Fear is one of the basic emotions, along with joy, sadness, shame, anger and love. It appears very early and has a strong motivational force. Fear is an emotion that triggers defensive behaviour in children, just as it does in adults. It can be caused by external factors, such as difficult life circumstances like war and displacement, or by internal ones, when we think about something that frightens us. Regardless of the source of our fear, once we feel it, our entire body is activated to defend itself and protect us.
Developmental fears
In normal life circumstances, fears are a natural part of every child's life and appear and disappear as the child develops and moves from one developmental phase to another. These are so-called developmental fears, which are characteristic of a certain age. Separation anxiety is a fear that appears early in childhood and is most prominent up to around the second year of life, and it is expressed through crying when the child is separated from familiar people. This fear is accompanied by a fear of strangers and is linked to the caution a child feels towards people they do not know. At the age of three or four, the child can already speak and absorbs content through picture books, animated films, and also via the internet. At this time, fear of imaginary characters may arise, as well as fear of real-life events such as accidents, physical injuries, the dark, or illness.

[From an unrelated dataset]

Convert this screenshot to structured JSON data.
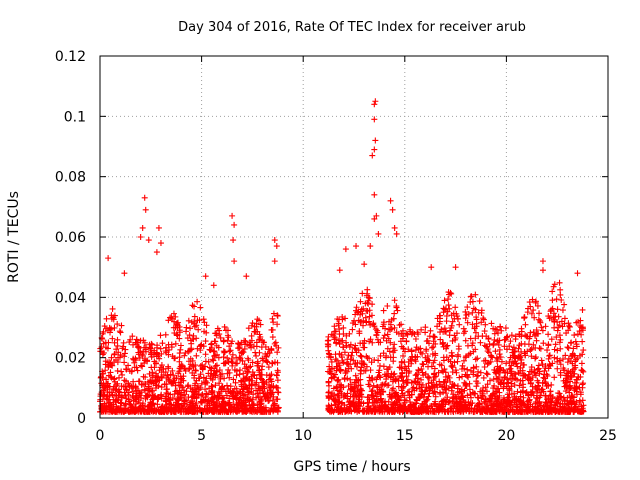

These developmental fears require parental attention, understanding, patience, and acceptance of the child’s fears, and generally do not require professional help.
Signs of fear in a child
In younger children, fear is easy to spot because the child resists, cries, and shows discontent. In slightly older children, of preschool age or early primary school, fear is shown through tension, worry and withdrawal. A child may also show fear through physical reactions such as stomach-ache, headache, heart palpitations, sweating, or tics.
However, some children will not show obvious signs of fear – this does not mean they are not afraid. That is why it is good to talk openly with the child and not to hide your own emotions.
If you notice that a child is afraid, try to discover the source of the fear by encouraging a conversation about it.